The credibility of the Taliban's claims of success stand in stark contrast to the consensus that emerged in the aftermath of Afghanistan's first presidential election in 2004, when the overwhelming verdict among Afghan officials and Western diplomats was that a strong show of democracy had decisively weakened the insurgency.

At that time, Mr. Karzai's victory seemed assured early on in the vote count. His main challenger, Yunis Qanooni, who conceded defeat before the final tally was complete, garnered only 16 per cent of the vote to Mr. Karzai's 55 per cent. Voter turnout topped 70 per cent.

Now, more than a week after Afghanistan's second presidential election, the country remains in political drift.

The vote, which was meant to be unifying, is proving inconclusive, with partial results suggesting an October runoff between Mr. Karzai and his chief rival, Abdullah Abdullah. They remain bitterly divided.

Yesterday, Afghanistan's electoral complaints commission revealed it had received 1,740 allegations of election-day fraud.

Two hundred and seventy of those are considered high priority, with the potential to have a direct impact on the outcome of the vote.

The latest figures show Mr. Karzai with 44.8 per cent of the vote and Dr. Abdullah with 35.1 per cent, figures that could force a runoff if neither candidate wins more than 50-per-cent support.

According to some estimates, turnout could have been as low as 30 to 35 per cent.

Mullah Ahmad, a Taliban commander who claims to have 100 fighters in Wardak province, said "nobody succeeded to come out and vote.
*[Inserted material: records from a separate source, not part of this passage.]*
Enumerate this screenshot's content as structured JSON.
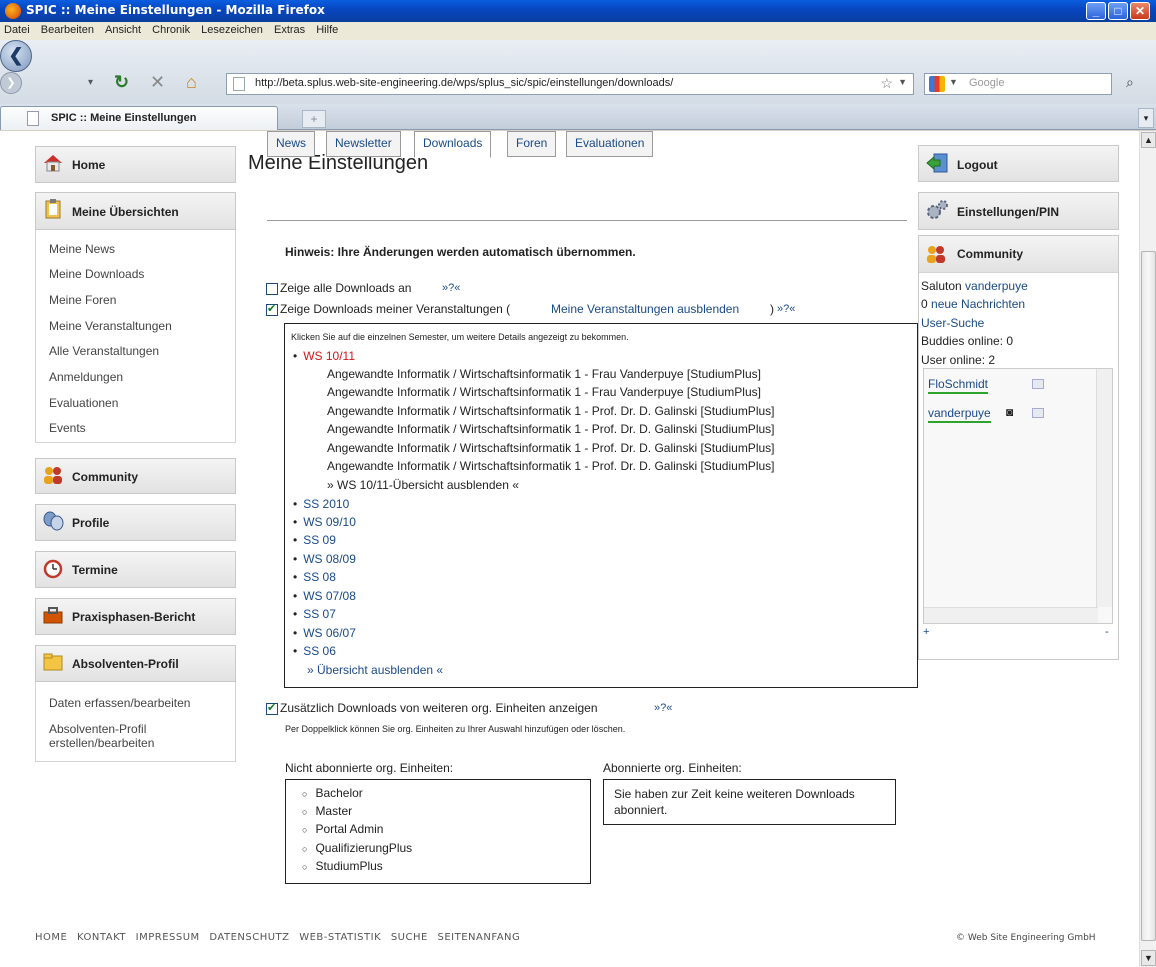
{
  "window": {
    "title": "SPIC :: Meine Einstellungen - Mozilla Firefox"
  },
  "menu": [
    "Datei",
    "Bearbeiten",
    "Ansicht",
    "Chronik",
    "Lesezeichen",
    "Extras",
    "Hilfe"
  ],
  "browser": {
    "url": "http://beta.splus.web-site-engineering.de/wps/splus_sic/spic/einstellungen/downloads/",
    "search_placeholder": "Google",
    "tab_title": "SPIC :: Meine Einstellungen"
  },
  "left": {
    "home": "Home",
    "overview": "Meine Übersichten",
    "overview_items": [
      "Meine News",
      "Meine Downloads",
      "Meine Foren",
      "Meine Veranstaltungen",
      "Alle Veranstaltungen",
      "Anmeldungen",
      "Evaluationen",
      "Events"
    ],
    "community": "Community",
    "profile": "Profile",
    "termine": "Termine",
    "praxis": "Praxisphasen-Bericht",
    "absolventen": "Absolventen-Profil",
    "absolventen_items": [
      "Daten erfassen/bearbeiten",
      "Absolventen-Profil erstellen/bearbeiten"
    ]
  },
  "main": {
    "title": "Meine Einstellungen",
    "tabs": [
      "News",
      "Newsletter",
      "Downloads",
      "Foren",
      "Evaluationen"
    ],
    "active_tab": "Downloads",
    "hint": "Hinweis: Ihre Änderungen werden automatisch übernommen.",
    "opt1": "Zeige alle Downloads an",
    "opt1_checked": false,
    "help": "»?«",
    "opt2_prefix": "Zeige Downloads meiner Veranstaltungen (",
    "opt2_link": "Meine Veranstaltungen ausblenden",
    "opt2_suffix": ")",
    "opt2_checked": true,
    "box_note": "Klicken Sie auf die einzelnen Semester, um weitere Details angezeigt zu bekommen.",
    "current_semester": "WS 10/11",
    "courses": [
      "Angewandte Informatik / Wirtschaftsinformatik 1 - Frau Vanderpuye [StudiumPlus]",
      "Angewandte Informatik / Wirtschaftsinformatik 1 - Frau Vanderpuye [StudiumPlus]",
      "Angewandte Informatik / Wirtschaftsinformatik 1 - Prof. Dr. D. Galinski [StudiumPlus]",
      "Angewandte Informatik / Wirtschaftsinformatik 1 - Prof. Dr. D. Galinski [StudiumPlus]",
      "Angewandte Informatik / Wirtschaftsinformatik 1 - Prof. Dr. D. Galinski [StudiumPlus]",
      "Angewandte Informatik / Wirtschaftsinformatik 1 - Prof. Dr. D. Galinski [StudiumPlus]"
    ],
    "hide_semester": "» WS 10/11-Übersicht ausblenden «",
    "semesters": [
      "SS 2010",
      "WS 09/10",
      "SS 09",
      "WS 08/09",
      "SS 08",
      "WS 07/08",
      "SS 07",
      "WS 06/07",
      "SS 06"
    ],
    "hide_all": "» Übersicht ausblenden «",
    "opt3": "Zusätzlich Downloads von weiteren org. Einheiten anzeigen",
    "opt3_checked": true,
    "opt3_note": "Per Doppelklick können Sie org. Einheiten zu Ihrer Auswahl hinzufügen oder löschen.",
    "not_subscribed_label": "Nicht abonnierte org. Einheiten:",
    "not_subscribed": [
      "Bachelor",
      "Master",
      "Portal Admin",
      "QualifizierungPlus",
      "StudiumPlus"
    ],
    "subscribed_label": "Abonnierte org. Einheiten:",
    "subscribed_empty": "Sie haben zur Zeit keine weiteren Downloads abonniert."
  },
  "right": {
    "logout": "Logout",
    "settings": "Einstellungen/PIN",
    "community": "Community",
    "greeting": "Saluton",
    "user": "vanderpuye",
    "messages_count": "0",
    "messages_label": "neue Nachrichten",
    "user_search": "User-Suche",
    "buddies_online": "Buddies online: 0",
    "users_online": "User online: 2",
    "buddies": [
      "FloSchmidt",
      "vanderpuye"
    ],
    "plus": "+",
    "minus": "-"
  },
  "footer": {
    "links": [
      "HOME",
      "KONTAKT",
      "IMPRESSUM",
      "DATENSCHUTZ",
      "WEB-STATISTIK",
      "SUCHE",
      "SEITENANFANG"
    ],
    "copyright": "© Web Site Engineering GmbH"
  }
}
This election was only for the government."

"Their election was a very big failure," said the senior Taliban commander who spoke to The Globe.

He said his fighters never intended to follow through on threats outlined in "night letters" - leaflets warning death and dismemberment to would-be voters.

"We are not targeting Afghan civilians. We are targeting foreign fighters," the Taliban commander said, an oft-repeated pledge meant to win the support of Afghan civilians, who have suffered high casualties in insurgent attacks.

He boasted his fighters spoiled dozens of ballot boxes, dumping them in the Helmand and Arghandab rivers. In one instance, a ballot box was shot from the hands of an election official as he was boarding a helicopter.

"We were very powerful in the villages. In many districts, in Panjwai and Maywand and Zahri, nobody could go to the polling stations. There were only staff, and they filled the ballot boxes," he said.

There is no way of verifying the commander's claims, however his accounts of certain incidents in specific districts matched those of some independent observers.

They also provide a more nuanced picture than that initially offered by Western officials, including Brigadier-General Jonathan Vance, Canada's top soldier in Kandahar. Gen. Vance, in a press conference after the polls closed, said that the Taliban were "unsuccessful across the board," and the insurgents were "stopped cold."

Some analysts dismiss the Taliban's claims to victory as overblown.

Michael Semple, a former European Union official in Afghanistan who was accused of spying and expelled two years ago by the Karzai government, said the Taliban declarations were premature "simply because we don't know if the [election]results are going to stick yet."

"The Taliban would benefit if there is a legitimacy crisis, but if the electoral commission can deliver a clean vote, on balance, that is much more important than a high turnout, isn't it?" Mr. Semple said, speaking from Ireland.

Mr. Wesa, the governor of Kandahar, suggested Tuesday's truck bomb in Kandahar city that killed more than 40 people was a sign that the Taliban were struggling.

"They couldn't strike on election day, so they are striking now, slaughtering innocent people in the street," Mr. Wesa said. The Taliban have denied responsibility for the explosion, though it bears the hallmarks of previous attacks.

As Afghanistan awaits the outcome of the vote that will also shape international efforts to stabilize the country, the Taliban are coming up with a new strategy of their own.

"We have not yet decided how we will deal with this new government," the Taliban commander said.

"We will hold a shura to decide in one or two months, then we will find a new way to push the foreigners out," he said.